< Jona 1 >
1 Het woord van Jahweh werd tot Jonas gericht, den zoon van Amittai:
En het woord des HEEREN geschiedde tot Jona, den zoon van Amitthai, zeggende:
2 Sta op, ga naar Ninive, de grote stad, en kondig haar aan, dat haar boosheid tot Mij is doorgedrongen.
Maak u op, ga naar de grote stad Nineve, en predik tegen haar; want hunlieder boosheid is opgeklommen voor Mijn aangezicht.
3 Jonas stond op, maar wilde naar Tarsjisj vluchten, ver buiten het bereik van Jahweh. Hij daalde naar Joppe af, vond er een schip, dat op Tarsjisj voer, betaalde de overtocht, en ging aan boord, om met de anderen naar Tarsjisj te varen, ver buiten het bereik van Jahweh.
Maar Jona maakte zich op om te vluchten naar Tarsis, van het aangezicht des HEEREN; en hij kwam af te Jafo, en vond een schip, gaande naar Tarsis, en hij gaf de vracht daarvan, en ging neder in hetzelve, om met henlieden te gaan naar Tarsis, van het aan gezicht des HEEREN.
4 Maar Jahweh slingerde een orkaan over het water, en er brak een zware storm los op zee, die het schip dreigde te kraken.
Maar de HEERE wierp een groten wind op de zee; en er werd een grote storm in de zee, zodat het schip dacht te breken.
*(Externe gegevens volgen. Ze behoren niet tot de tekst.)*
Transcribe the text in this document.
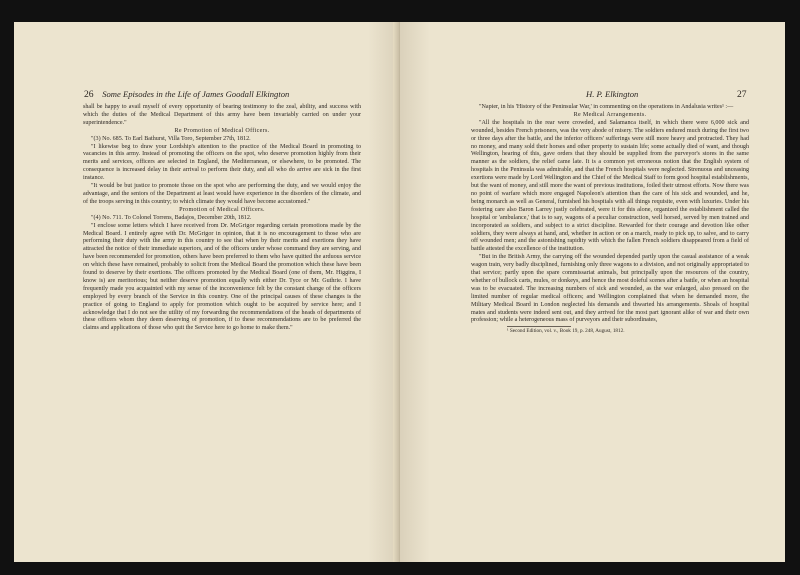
26 Some Episodes in the Life of James Goodall Elkington

shall be happy to avail myself of every opportunity of bearing testimony to the zeal, ability, and success with which the duties of the Medical Department of this army have been invariably carried on under your superintendence."

Re Promotion of Medical Officers.

"(3) No. 685. To Earl Bathurst, Villa Toro, September 27th, 1812.

"I likewise beg to draw your Lordship's attention to the practice of the Medical Board in promoting to vacancies in this army. Instead of promoting the officers on the spot, who deserve promotion highly from their merits and services, officers are selected in England, the Mediterranean, or elsewhere, to be promoted. The consequence is increased delay in their arrival to perform their duty, and all who do arrive are sick in the first instance.

"It would be but justice to promote those on the spot who are performing the duty, and we would enjoy the advantage, and the seniors of the Department at least would have experience in the disorders of the climate, and of the troops serving in this country; to which climate they would have become accustomed."

Promotion of Medical Officers.

"(4) No. 711. To Colonel Torrens, Badajos, December 20th, 1812.

"I enclose some letters which I have received from Dr. McGrigor regarding certain promotions made by the Medical Board. I entirely agree with Dr. McGrigor in opinion, that it is no encouragement to those who are performing their duty with the army in this country to see that when by their merits and exertions they have attracted the notice of their immediate superiors, and of the officers under whose command they are serving, and have been recommended for promotion, others have been preferred to them who have quitted the arduous service on which these have remained, probably to solicit from the Medical Board the promotion which these have been found to deserve by their exertions. The officers promoted by the Medical Board (one of them, Mr. Higgins, I know is) are meritorious; but neither deserve promotion equally with either Dr. Tyce or Mr. Guthrie. I have frequently made you acquainted with my sense of the inconvenience felt by the constant change of the officers employed by every branch of the Service in this country. One of the principal causes of these changes is the practice of going to England to apply for promotion which ought to be acquired by service here; and I acknowledge that I do not see the utility of my forwarding the recommendations of the heads of departments of these officers whom they deem deserving of promotion, if to these recommendations are to be preferred the claims and applications of those who quit the Service here to go home to make them."

H. P. Elkington	27

"Napier, in his 'History of the Peninsular War,' in commenting on the operations in Andalusia writes¹ :—

Re Medical Arrangements.

"All the hospitals in the rear were crowded, and Salamanca itself, in which there were 6,000 sick and wounded, besides French prisoners, was the very abode of misery. The soldiers endured much during the first two or three days after the battle, and the inferior officers' sufferings were still more heavy and protracted. They had no money, and many sold their horses and other property to sustain life; some actually died of want, and though Wellington, hearing of this, gave orders that they should be supplied from the purveyor's stores in the same manner as the soldiers, the relief came late. It is a common yet erroneous notion that the English system of hospitals in the Peninsula was admirable, and that the French hospitals were neglected. Strenuous and unceasing exertions were made by Lord Wellington and the Chief of the Medical Staff to form good hospital establishments, but the want of money, and still more the want of previous institutions, foiled their utmost efforts. Now there was no point of warfare which more engaged Napoleon's attention than the care of his sick and wounded, and he, being monarch as well as General, furnished his hospitals with all things requisite, even with luxuries. Under his fostering care also Baron Larrey justly celebrated, were it for this alone, organized the establishment called the hospital or 'ambulance,' that is to say, wagons of a peculiar construction, well horsed, served by men trained and incorporated as soldiers, and subject to a strict discipline. Rewarded for their courage and devotion like other soldiers, they were always at hand, and, whether in action or on a march, ready to pick up, to salve, and to carry off wounded men; and the astonishing rapidity with which the fallen French soldiers disappeared from a field of battle attested the excellence of the institution.

"But in the British Army, the carrying off the wounded depended partly upon the casual assistance of a weak wagon train, very badly disciplined, furnishing only three wagons to a division, and not originally appropriated to that service; partly upon the spare commissariat animals, but principally upon the resources of the country, whether of bullock carts, mules, or donkeys, and hence the most doleful scenes after a battle, or when an hospital was to be evacuated. The increasing numbers of sick and wounded, as the war enlarged, also pressed on the limited number of regular medical officers; and Wellington complained that when he demanded more, the Military Medical Board in London neglected his demands and thwarted his arrangements. Shoals of hospital mates and students were indeed sent out, and they arrived for the most part ignorant alike of war and their own profession; while a heterogeneous mass of purveyors and their subordinates,

¹ Second Edition, vol. v., Book 19, p. 248, August, 1812.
5 In hun angst riepen de schepelingen allen hun eigen goden aan, en wierpen de lading in zee, om het schip te ontlasten. Maar Jonas was in het scheepsruim gegaan, had zich daar ter ruste gelegd, en was in diepe slaap gevallen.
Toen vreesden de zeelieden, en riepen een iegelijk tot zijn god, en wierpen de vaten, die in het schip waren, in de zee, om het van dezelve te verlichten; maar Jona was nedergegaan aan de zijden van het schip, en lag neder, en was met een diepen slaap bevangen.
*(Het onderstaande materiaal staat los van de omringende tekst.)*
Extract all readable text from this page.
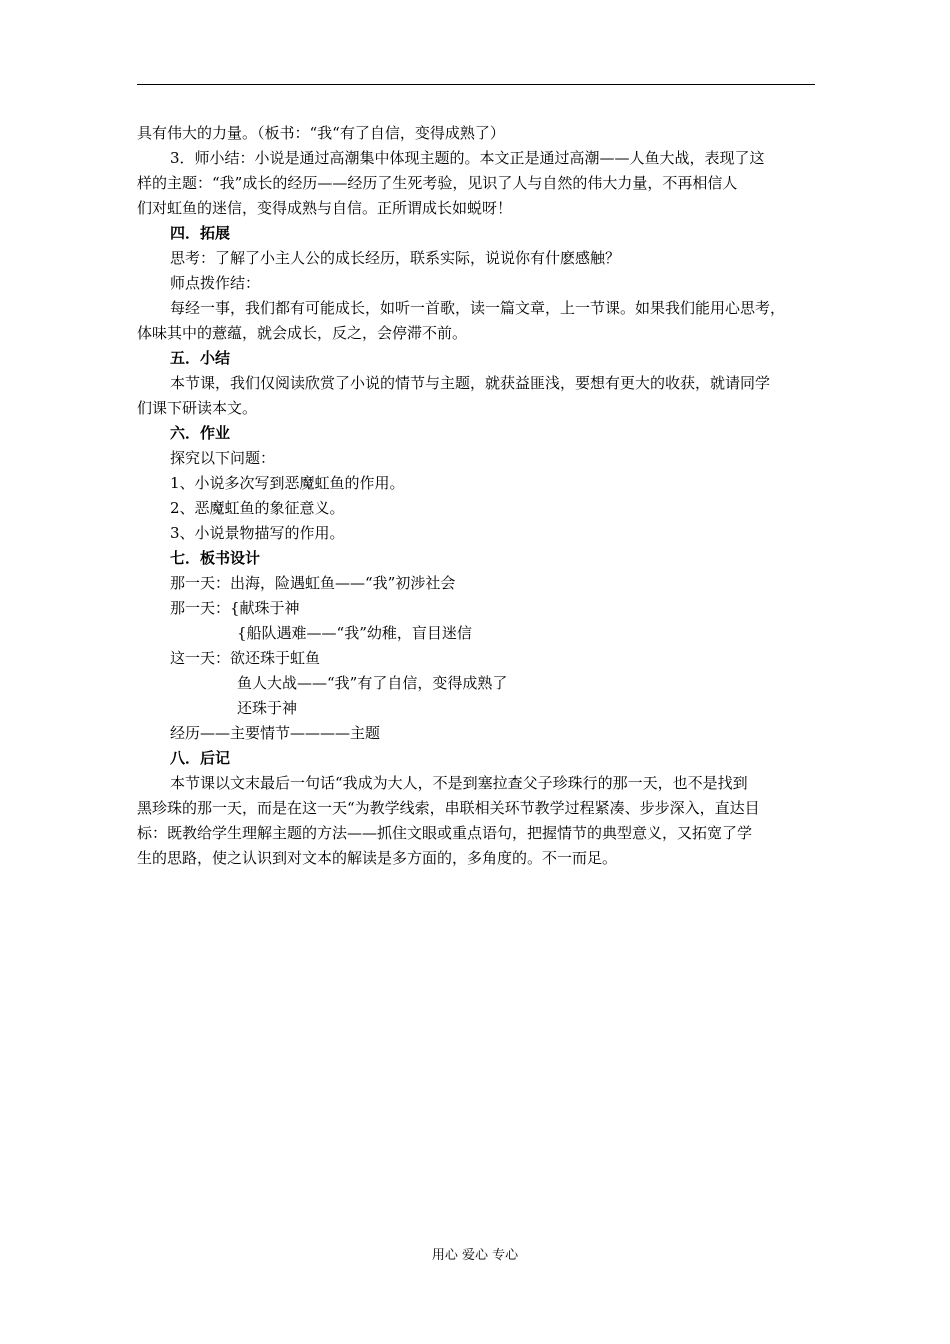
具有伟大的力量。（板书：“我“有了自信，变得成熟了）

3．师小结：小说是通过高潮集中体现主题的。本文正是通过高潮——人鱼大战，表现了这

样的主题：“我”成长的经历——经历了生死考验，见识了人与自然的伟大力量，不再相信人

们对虹鱼的迷信，变得成熟与自信。正所谓成长如蜕呀！

四．拓展

思考：了解了小主人公的成长经历，联系实际，说说你有什麽感触？

师点拨作结：

每经一事，我们都有可能成长，如听一首歌，读一篇文章，上一节课。如果我们能用心思考，

体味其中的薏蕴，就会成长，反之，会停滞不前。

五．小结

本节课，我们仅阅读欣赏了小说的情节与主题，就获益匪浅，要想有更大的收获，就请同学

们课下研读本文。

六．作业

探究以下问题：

1、小说多次写到恶魔虹鱼的作用。

2、恶魔虹鱼的象征意义。

3、小说景物描写的作用。

七．板书设计

那一天：出海，险遇虹鱼——“我”初涉社会

那一天：{献珠于神

{船队遇难——“我”幼稚，盲目迷信

这一天：欲还珠于虹鱼

鱼人大战——“我”有了自信，变得成熟了

还珠于神

经历——主要情节————主题

八．后记

本节课以文末最后一句话“我成为大人，不是到塞拉查父子珍珠行的那一天，也不是找到

黑珍珠的那一天，而是在这一天“为教学线索，串联相关环节教学过程紧凑、步步深入，直达目

标：既教给学生理解主题的方法——抓住文眼或重点语句，把握情节的典型意义，又拓宽了学

生的思路，使之认识到对文本的解读是多方面的，多角度的。不一而足。

用心 爱心 专心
6 De kapitein ging naar hem toe, en zei hem: Hoe kunt ge nog slapen! Sta op, roep uw God aan; misschien ontfermt zich God over ons, en vergaan we niet.
En de opperschipper naderde tot hem, en zeide tot hem: Wat is u, gij hardslapende? Sta op, roep tot uw God, misschien zal die God aan ons gedenken, dat wij niet vergaan.
7 Later zeiden ze tot elkander: Laat ons loten, om uit te maken, door wiens schuld dit onheil ons treft. Ze wierpen dus het lot; en het lot viel op Jonas.
Voorts zeiden zij, een ieder tot zijn metgezel: Komt, en laat ons loten werpen, opdat wij mogen weten, om wiens wil ons dit kwaad overkomt. Alzo wierpen zij loten, en het lot viel op Jona.
8 Nu zeiden ze hem: Zeg ons, waarom dit onheil ons treft; wat is uw beroep, waar komt ge vandaan, wat is uw vaderland, van welk volk stamt ge af.
Toen zeiden zij tot hem: Verklaar ons nu, om wiens wil ons dit kwaad overkomt. Wat is uw werk en van waar komt gij? Welk is uw land en van welk volk zijt gij?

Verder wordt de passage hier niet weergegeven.